Our lives are about silences. Our lives—as trans, as kothis, as bisexual, as gender queer, as nangai, as lesbian, as gay—our lives are about silences. The silence of knowing and not-knowing; of acceptance and denial. The silences of our families and communities about all of who we are. And there are the silences within us—we are both silent and silenced by fear and by love: fear of our family and love of our family that holds us in thrall.
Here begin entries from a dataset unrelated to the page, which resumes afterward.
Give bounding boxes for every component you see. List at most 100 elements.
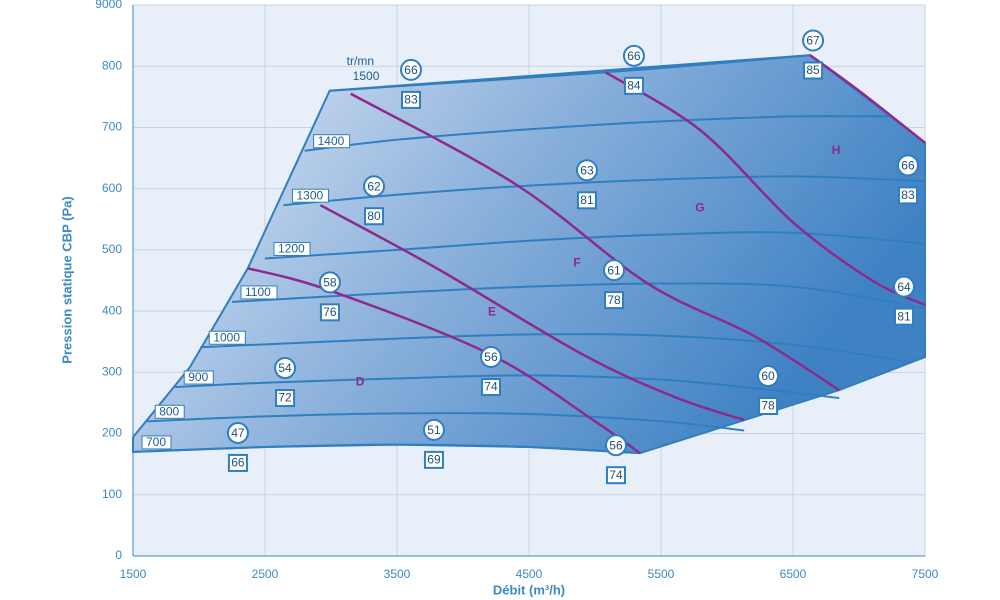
rpm-curve (304, 115, 893, 152)
noise-circle (603, 259, 626, 282)
noise-value: 66 (404, 63, 418, 77)
rpm-label: 1500 (353, 69, 380, 83)
power-value: 81 (580, 193, 594, 207)
rpm-label-text: 900 (188, 370, 208, 384)
y-tick-label: 200 (102, 426, 122, 440)
power-value: 80 (367, 209, 381, 223)
zone-label: G (695, 200, 704, 214)
x-tick-label: 5500 (648, 567, 675, 581)
noise-value: 54 (278, 361, 292, 375)
y-tick-label: 400 (102, 303, 122, 317)
rpm-label: 800 (154, 404, 185, 419)
rpm-label-box (208, 330, 246, 345)
x-tick-label: 3500 (384, 567, 411, 581)
power-value: 76 (323, 305, 337, 319)
rpm-curve (200, 333, 906, 363)
power-box (897, 186, 918, 205)
power-box (803, 61, 824, 80)
noise-value: 67 (806, 34, 820, 48)
rpm-curve (329, 54, 811, 92)
noise-circle (363, 175, 386, 198)
rpm-label-box (183, 370, 214, 385)
noise-value: 61 (607, 263, 621, 277)
noise-value: 56 (484, 350, 498, 364)
x-tick-label: 4500 (516, 567, 543, 581)
rpm-label: 1200 (273, 241, 311, 256)
rpm-curve (283, 175, 926, 207)
power-value: 74 (484, 380, 498, 394)
noise-circle (622, 44, 645, 67)
noise-circle (399, 58, 422, 81)
power-box (604, 291, 625, 310)
rpm-label-box (273, 241, 311, 256)
y-tick-label: 500 (102, 242, 122, 256)
rpm-label: 1000 (208, 330, 246, 345)
power-box (275, 389, 296, 408)
noise-circle (318, 271, 341, 294)
noise-circle (604, 434, 627, 457)
x-tick-label: 1500 (120, 567, 147, 581)
rpm-label: 1400 (313, 134, 351, 149)
power-value: 69 (427, 453, 441, 467)
zone-boundary (247, 267, 641, 455)
noise-circle (893, 275, 916, 298)
zone-label: E (488, 305, 496, 319)
power-value: 81 (897, 309, 911, 323)
y-tick-label: 700 (102, 120, 122, 134)
noise-value: 58 (323, 276, 337, 290)
noise-value: 47 (231, 426, 245, 440)
noise-value: 62 (367, 179, 381, 193)
power-box (623, 76, 644, 95)
y-tick-label: 100 (102, 487, 122, 501)
power-value: 66 (231, 456, 245, 470)
power-box (605, 466, 626, 485)
power-box (319, 303, 340, 322)
noise-circle (575, 159, 598, 182)
y-tick-label: 300 (102, 365, 122, 379)
rpm-label-text: 800 (159, 404, 179, 418)
noise-circle (274, 357, 297, 380)
x-tick-label: 6500 (780, 567, 807, 581)
rpm-label-box (141, 435, 172, 450)
rpm-curve (132, 443, 640, 455)
power-box (480, 378, 501, 397)
rpm-label-box (240, 285, 278, 300)
zone-boundary (350, 92, 840, 392)
rpm-label-text: 1400 (318, 134, 345, 148)
noise-circle (757, 365, 780, 388)
rpm-curve (231, 282, 926, 310)
power-value: 83 (404, 93, 418, 107)
power-box (423, 450, 444, 469)
rpm-label-text: 1500 (353, 69, 380, 83)
x-axis-title: Débit (m³/h) (493, 582, 565, 597)
power-box (894, 307, 915, 326)
rpm-label-box (291, 188, 329, 203)
rpm-label-text: 1300 (296, 188, 323, 202)
noise-value: 56 (609, 438, 623, 452)
y-tick-label: 600 (102, 181, 122, 195)
power-value: 85 (806, 63, 820, 77)
unit-label: tr/mn (347, 54, 374, 68)
y-axis-title: Pression statique CBP (Pa) (59, 196, 74, 363)
rpm-label: 1300 (291, 188, 329, 203)
zone-label: H (832, 143, 841, 157)
y-tick-label: 0 (115, 548, 122, 562)
rpm-label-text: 1000 (213, 330, 240, 344)
zone-label: D (356, 374, 365, 388)
noise-circle (802, 29, 825, 52)
noise-circle (422, 418, 445, 441)
y-tick-label: 9000 (95, 0, 122, 11)
rpm-label-box (313, 134, 351, 149)
noise-circle (479, 346, 502, 369)
rpm-label-box (154, 404, 185, 419)
rpm-label-text: 700 (146, 435, 166, 449)
rpm-label-text: 1200 (278, 242, 305, 256)
noise-value: 60 (761, 369, 775, 383)
noise-value: 51 (427, 423, 441, 437)
power-box (364, 207, 385, 226)
rpm-label: 900 (183, 370, 214, 385)
x-tick-label: 7500 (912, 567, 939, 581)
rpm-curve (146, 412, 745, 432)
power-value: 72 (278, 391, 292, 405)
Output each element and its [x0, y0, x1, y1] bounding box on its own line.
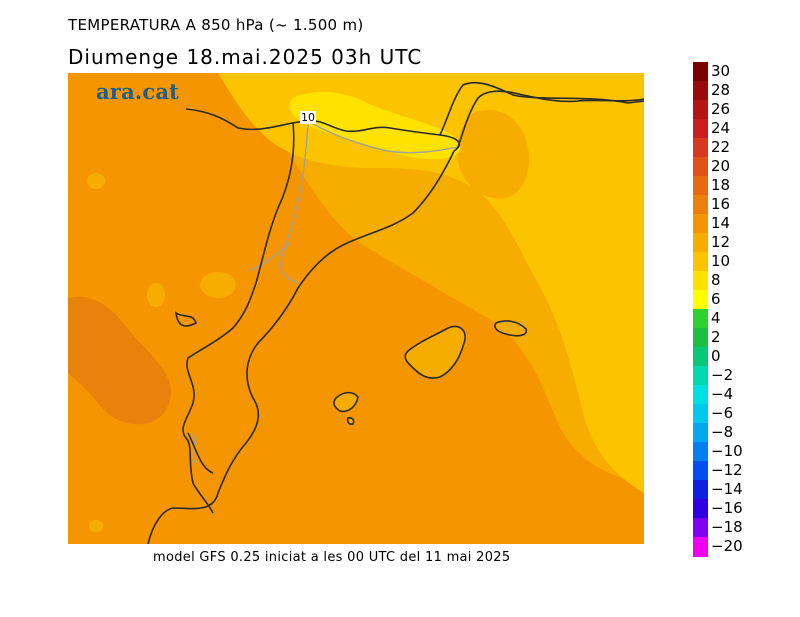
band-8-10 [289, 91, 461, 160]
legend-label: 6 [711, 290, 721, 308]
legend-swatch [693, 100, 708, 120]
legend-swatch [693, 62, 708, 82]
legend-swatch [693, 385, 708, 405]
legend-swatch [693, 271, 708, 291]
legend-swatch [693, 499, 708, 519]
coastline-west [174, 311, 214, 474]
legend-label: 2 [711, 328, 721, 346]
legend-label: 30 [711, 62, 731, 80]
legend-label: −12 [711, 461, 743, 479]
band-12-14-patch [457, 109, 529, 199]
contour-label-10: 10 [300, 111, 316, 124]
color-scale-legend [693, 62, 708, 557]
legend-label: −18 [711, 518, 743, 536]
legend-swatch [693, 423, 708, 443]
chart-subtitle-date: Diumenge 18.mai.2025 03h UTC [68, 45, 423, 69]
band-12-14-blob [147, 283, 165, 307]
legend-swatch [693, 157, 708, 177]
ara-cat-logo: ara.cat [96, 79, 180, 104]
legend-swatch [693, 81, 708, 101]
color-scale-labels: 30 28 26 24 22 20 18 16 14 12 10 8 6 4 2 0 −2 −4 −6 −8 −10 −1… [711, 62, 791, 556]
legend-label: 20 [711, 157, 731, 175]
legend-swatch [693, 138, 708, 158]
legend-label: 8 [711, 271, 721, 289]
coastline-inland [182, 122, 295, 514]
legend-swatch [693, 290, 708, 310]
legend-label: 12 [711, 233, 731, 251]
legend-swatch [693, 347, 708, 367]
legend-swatch [693, 252, 708, 272]
legend-swatch [693, 480, 708, 500]
legend-label: −2 [711, 366, 734, 384]
band-10-12 [218, 73, 644, 493]
legend-swatch [693, 518, 708, 538]
band-12-14-blob [87, 173, 105, 189]
coastline [185, 81, 644, 152]
legend-swatch [693, 214, 708, 234]
legend-label: −20 [711, 537, 743, 555]
border-line [192, 120, 459, 464]
legend-label: 16 [711, 195, 731, 213]
legend-label: −10 [711, 442, 743, 460]
legend-label: 22 [711, 138, 731, 156]
legend-label: −6 [711, 404, 734, 422]
legend-swatch [693, 233, 708, 253]
legend-swatch [693, 328, 708, 348]
legend-label: 28 [711, 81, 731, 99]
legend-label: 26 [711, 100, 731, 118]
legend-swatch [693, 442, 708, 462]
coastline-iberia [147, 150, 455, 544]
legend-swatch [693, 309, 708, 329]
map-canvas [68, 73, 644, 544]
legend-label: 10 [711, 252, 731, 270]
band-12-14-blob [89, 520, 103, 532]
legend-label: −8 [711, 423, 734, 441]
legend-label: −14 [711, 480, 743, 498]
coastline-east-france [457, 90, 644, 148]
island-mallorca [404, 325, 466, 379]
legend-label: −16 [711, 499, 743, 517]
legend-swatch [693, 195, 708, 215]
legend-label: 18 [711, 176, 731, 194]
legend-swatch [693, 404, 708, 424]
band-12-14-blob [200, 272, 236, 298]
legend-label: −4 [711, 385, 734, 403]
legend-swatch [693, 366, 708, 386]
chart-title: TEMPERATURA A 850 hPa (~ 1.500 m) [68, 16, 364, 34]
band-16-18 [68, 296, 172, 425]
legend-swatch [693, 537, 708, 557]
legend-swatch [693, 176, 708, 196]
temperature-map [68, 73, 644, 544]
island-menorca [494, 320, 528, 337]
legend-swatch [693, 119, 708, 139]
legend-label: 0 [711, 347, 721, 365]
legend-swatch [693, 461, 708, 481]
legend-label: 24 [711, 119, 731, 137]
island-ibiza [333, 391, 359, 425]
model-info-footer: model GFS 0.25 iniciat a les 00 UTC del … [153, 550, 511, 565]
legend-label: 14 [711, 214, 731, 232]
legend-label: 4 [711, 309, 721, 327]
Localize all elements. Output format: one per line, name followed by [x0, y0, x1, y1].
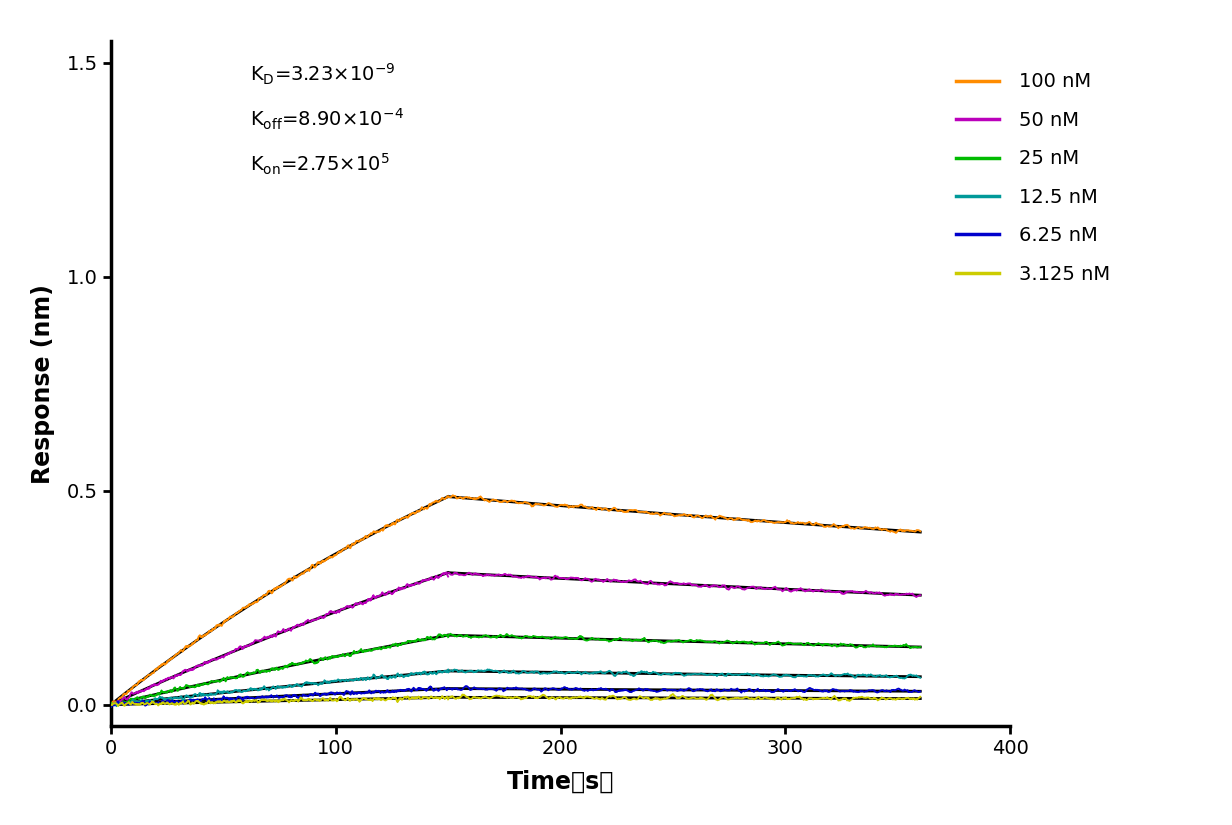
Y-axis label: Response (nm): Response (nm) [32, 284, 55, 483]
X-axis label: Time（s）: Time（s） [506, 769, 615, 794]
Legend: 100 nM, 50 nM, 25 nM, 12.5 nM, 6.25 nM, 3.125 nM: 100 nM, 50 nM, 25 nM, 12.5 nM, 6.25 nM, … [949, 64, 1117, 291]
Text: K$_{\mathrm{D}}$=3.23×10$^{-9}$
K$_{\mathrm{off}}$=8.90×10$^{-4}$
K$_{\mathrm{on: K$_{\mathrm{D}}$=3.23×10$^{-9}$ K$_{\mat… [250, 62, 404, 177]
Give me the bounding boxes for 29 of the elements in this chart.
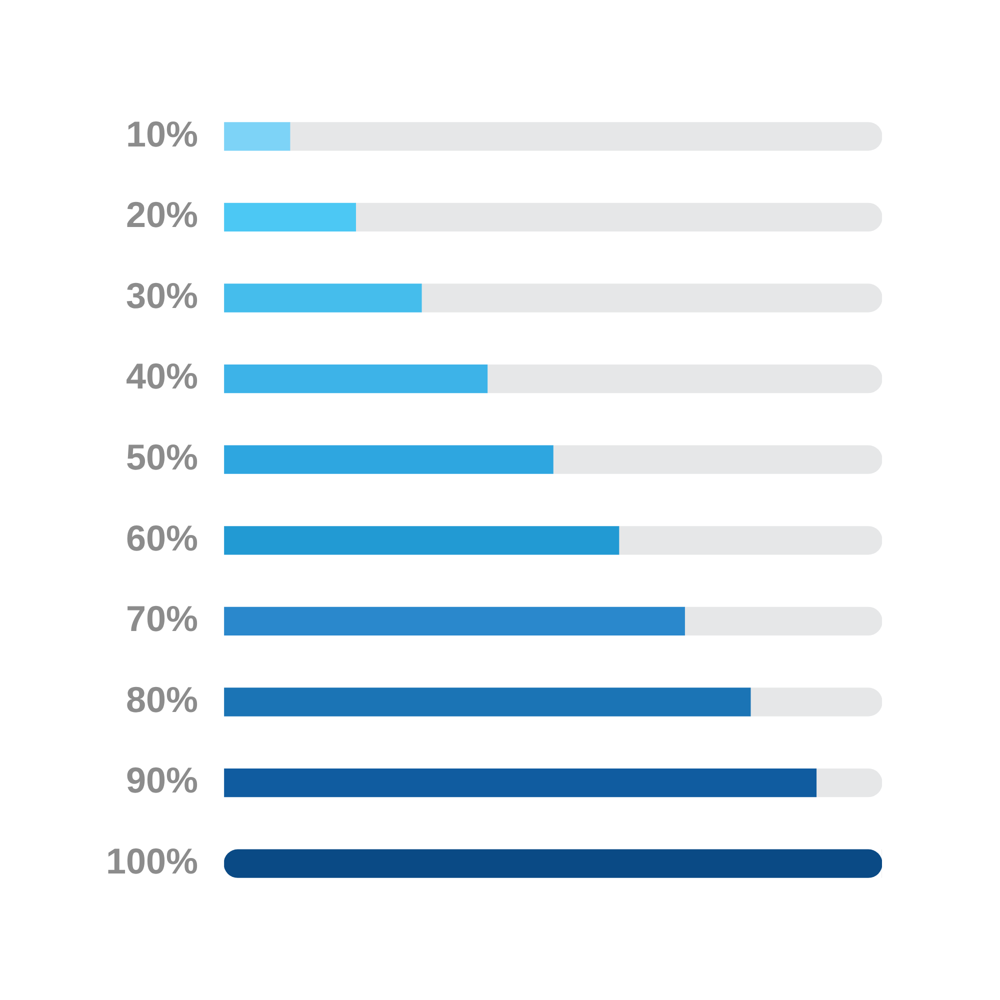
bar xyxy=(816,768,882,798)
bar xyxy=(224,606,685,636)
bar xyxy=(750,688,882,716)
y-tick-label: 10% xyxy=(126,113,198,154)
bar xyxy=(421,284,882,312)
y-tick-label: 70% xyxy=(126,598,198,640)
bar xyxy=(224,445,554,474)
bar xyxy=(224,202,356,232)
bar xyxy=(486,364,882,394)
bar xyxy=(224,688,751,716)
y-tick-label: 100% xyxy=(106,840,198,882)
bar xyxy=(290,122,882,151)
y-tick-label: 90% xyxy=(126,760,198,801)
bar xyxy=(224,849,882,878)
bar xyxy=(224,526,620,555)
bar xyxy=(684,606,882,636)
y-tick-label: 80% xyxy=(126,678,198,720)
y-tick-label: 50% xyxy=(126,436,198,478)
bar xyxy=(552,445,882,474)
y-tick-label: 30% xyxy=(126,274,198,316)
bar xyxy=(224,364,488,394)
bar xyxy=(224,768,817,798)
y-tick-label: 40% xyxy=(126,356,198,397)
y-tick-label: 20% xyxy=(126,194,198,236)
bar xyxy=(224,284,422,312)
bar xyxy=(355,202,882,232)
y-tick-label: 60% xyxy=(126,517,198,558)
bar xyxy=(618,526,882,555)
bar xyxy=(224,122,290,151)
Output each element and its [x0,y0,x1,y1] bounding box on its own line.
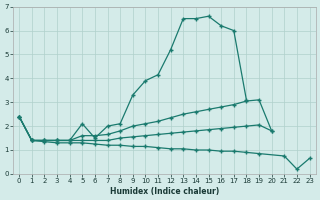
X-axis label: Humidex (Indice chaleur): Humidex (Indice chaleur) [110,187,219,196]
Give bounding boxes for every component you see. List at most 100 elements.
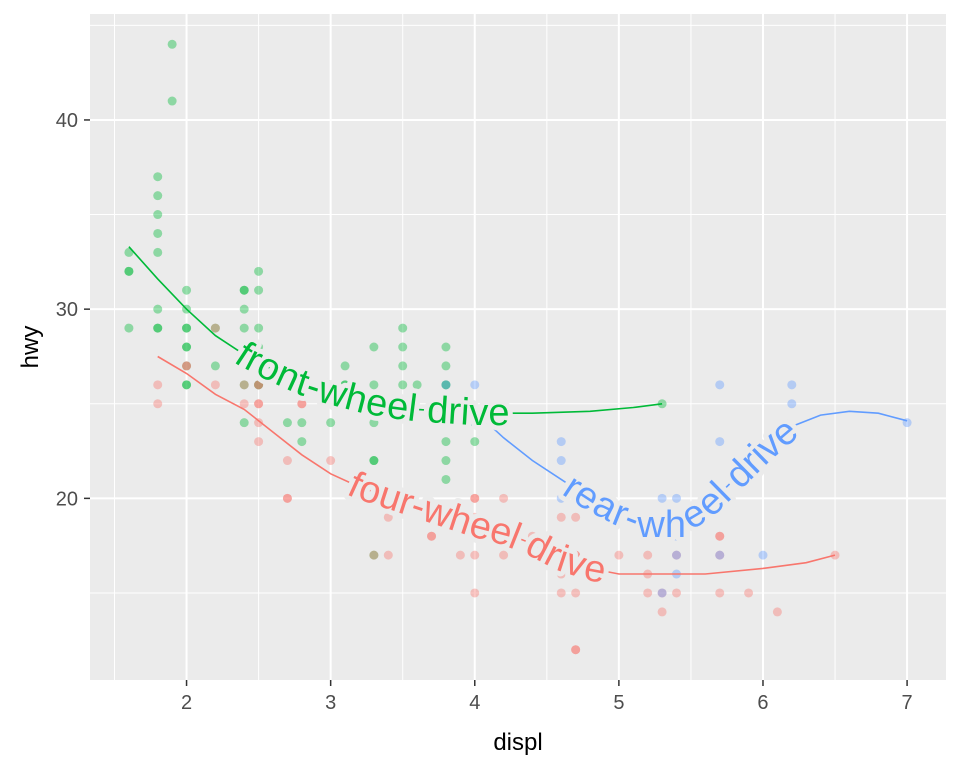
- data-point: [254, 380, 264, 390]
- data-point: [369, 380, 379, 390]
- data-point: [715, 437, 725, 447]
- smooth-curve: [128, 246, 663, 414]
- data-point: [571, 588, 581, 598]
- data-point: [470, 588, 480, 598]
- data-point: [167, 39, 177, 49]
- data-point: [182, 323, 192, 333]
- data-point: [715, 588, 725, 598]
- data-point: [427, 531, 437, 541]
- data-point: [254, 437, 264, 447]
- x-tick-label: 4: [469, 692, 480, 714]
- data-point: [715, 380, 725, 390]
- data-point: [182, 361, 192, 371]
- data-point: [254, 380, 264, 390]
- x-tick-label: 7: [902, 692, 913, 714]
- data-point: [239, 361, 249, 371]
- data-point: [210, 323, 220, 333]
- data-point: [398, 361, 408, 371]
- data-point: [556, 437, 566, 447]
- data-point: [239, 380, 249, 390]
- data-point: [672, 588, 682, 598]
- data-point: [153, 323, 163, 333]
- data-point: [441, 456, 451, 466]
- data-point: [153, 172, 163, 182]
- data-point: [643, 588, 653, 598]
- data-point: [254, 380, 264, 390]
- data-point: [254, 399, 264, 409]
- x-tick-label: 2: [181, 692, 192, 714]
- data-point: [182, 342, 192, 352]
- data-point: [153, 210, 163, 220]
- data-point: [441, 380, 451, 390]
- data-point: [182, 285, 192, 295]
- data-point: [239, 323, 249, 333]
- grid-lines: [90, 14, 946, 680]
- data-point: [787, 380, 797, 390]
- data-point: [657, 512, 667, 522]
- data-point: [369, 456, 379, 466]
- data-point: [556, 512, 566, 522]
- data-point: [369, 342, 379, 352]
- data-point: [282, 493, 292, 503]
- data-point: [643, 550, 653, 560]
- smooth-curve: [157, 355, 836, 575]
- data-point: [254, 399, 264, 409]
- data-point: [182, 361, 192, 371]
- data-point: [210, 380, 220, 390]
- data-points: [124, 39, 912, 655]
- data-point: [556, 569, 566, 579]
- data-point: [455, 550, 465, 560]
- data-point: [614, 550, 624, 560]
- data-point: [657, 588, 667, 598]
- data-point: [239, 399, 249, 409]
- data-point: [182, 342, 192, 352]
- data-point: [758, 550, 768, 560]
- data-point: [326, 380, 336, 390]
- data-point: [153, 247, 163, 257]
- data-point: [340, 380, 350, 390]
- data-point: [182, 380, 192, 390]
- data-point: [239, 418, 249, 428]
- data-point: [441, 361, 451, 371]
- data-point: [282, 493, 292, 503]
- x-tick-label: 3: [325, 692, 336, 714]
- data-point: [153, 380, 163, 390]
- data-point: [369, 550, 379, 560]
- data-point: [254, 342, 264, 352]
- data-point: [470, 512, 480, 522]
- axes: 2 3 4 5 6 7 20 30 40: [56, 110, 913, 714]
- data-point: [470, 418, 480, 428]
- data-point: [369, 550, 379, 560]
- data-point: [787, 399, 797, 409]
- data-point: [571, 645, 581, 655]
- data-point: [153, 304, 163, 314]
- data-point: [657, 493, 667, 503]
- data-point: [470, 380, 480, 390]
- data-point: [369, 418, 379, 428]
- data-point: [254, 323, 264, 333]
- data-point: [657, 588, 667, 598]
- data-point: [441, 380, 451, 390]
- y-axis-title: hwy: [17, 326, 44, 369]
- data-point: [556, 493, 566, 503]
- y-tick-label: 20: [56, 488, 78, 510]
- data-point: [499, 493, 509, 503]
- data-point: [239, 285, 249, 295]
- y-tick-label: 30: [56, 299, 78, 321]
- data-point: [715, 531, 725, 541]
- data-point: [124, 266, 134, 276]
- data-point: [153, 399, 163, 409]
- data-point: [571, 512, 581, 522]
- data-point: [830, 550, 840, 560]
- data-point: [441, 418, 451, 428]
- data-point: [672, 512, 682, 522]
- data-point: [282, 418, 292, 428]
- data-point: [672, 531, 682, 541]
- data-point: [239, 380, 249, 390]
- data-point: [254, 418, 264, 428]
- data-point: [672, 550, 682, 560]
- data-point: [383, 550, 393, 560]
- data-point: [297, 399, 307, 409]
- data-point: [715, 550, 725, 560]
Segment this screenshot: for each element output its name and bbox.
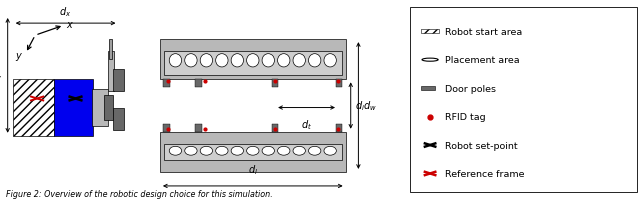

We must go where the silences are.
Lesbian, gay, bisexual, and transgender people — are NOT singular, single, alone, disconnected islands of people. Often our own parents are the first ones to discriminate against us in the gay and lesbian community; some of the parents grow to love us despite who we are; a few brave parents embrace, accept, and celebrate us, our friends, and our lives. We are part of families and we are families; we have and we are mothers, fathers, uncles, aunts, siblings, grandparents, cousins and second cousins, and friends, and ancestors. We are part of the fabric of our world. So if we are counted with all of our families and friends, we are not 5% or 7% or 10% of our world. We are more. And we need to be counted differently.
So I want to use this moment to CALL OUT to our selves—to hold ourselves accountable to each other and for each other—because we are the community we seek to build and to find, and we are each responsible for and capable of building this community. We have to be that which we want to find. And that is the mystery and the paradox of our community work.
And that is why I think our places of coming out need to be spaces of coming together—of all of who we are and who we can be. But they also need to be places where we can grow into being and becoming all of who we are not. And creating such spaces is about making our universe large—so that such competing and conflicting binaries can come together as shimmering, shining possibilities. Each moment making possible the next.
Sivagami (aka Shiva) Subbaraman feels very privileged and honored to be the first Director of the LGBTQ Resource Center which was created in 2008. Since her arrival, she worked to offer a full palate of programming, support and educational trainings and workshops. She has worked extensively to build across differing communities and groups, and to weave their work into the larger tapestry. She has presented at several national conferences (ACPA, NASPA, JASPA, Expanding the Circle, Creating Change) on her experiences in doing LGBTQ work in a Catholic/Jesuit context, and has been invited to several campuses to serve in a consulting and advisory capacity.
Prior to coming to Georgetown, she worked as Associate Director, Office of LGBT Equity, at the University of Maryland. While there, Shiva co-developed and implemented the Rainbow Terrapin Training program, the LGBT Peer Education program, and Words of Engagement, an intergroup dialogue program. Shiva worked on the two-year Ford Foundation funded INTERACT (Intergroup Dialogue as Pedagogy Across the Curriculum) project, which integrates intergroup dialogues in curricula. Prior to this she worked as Assistant Director, Office of Human Relations Programs at UMD, and has also taught at Macalester College, Drake University, and University of Illinois, Champaign-Urbana.
She is a feminist activist, and serves on the board of several local community organizations. In her varied career, she is most happy to report that she also managed a coffee shop for several years that allowed her to continue her scholarship in a way that being an adjunct professor could not. She has also realized, much to her consternation, that there lurks “a geek” in her humanities soul.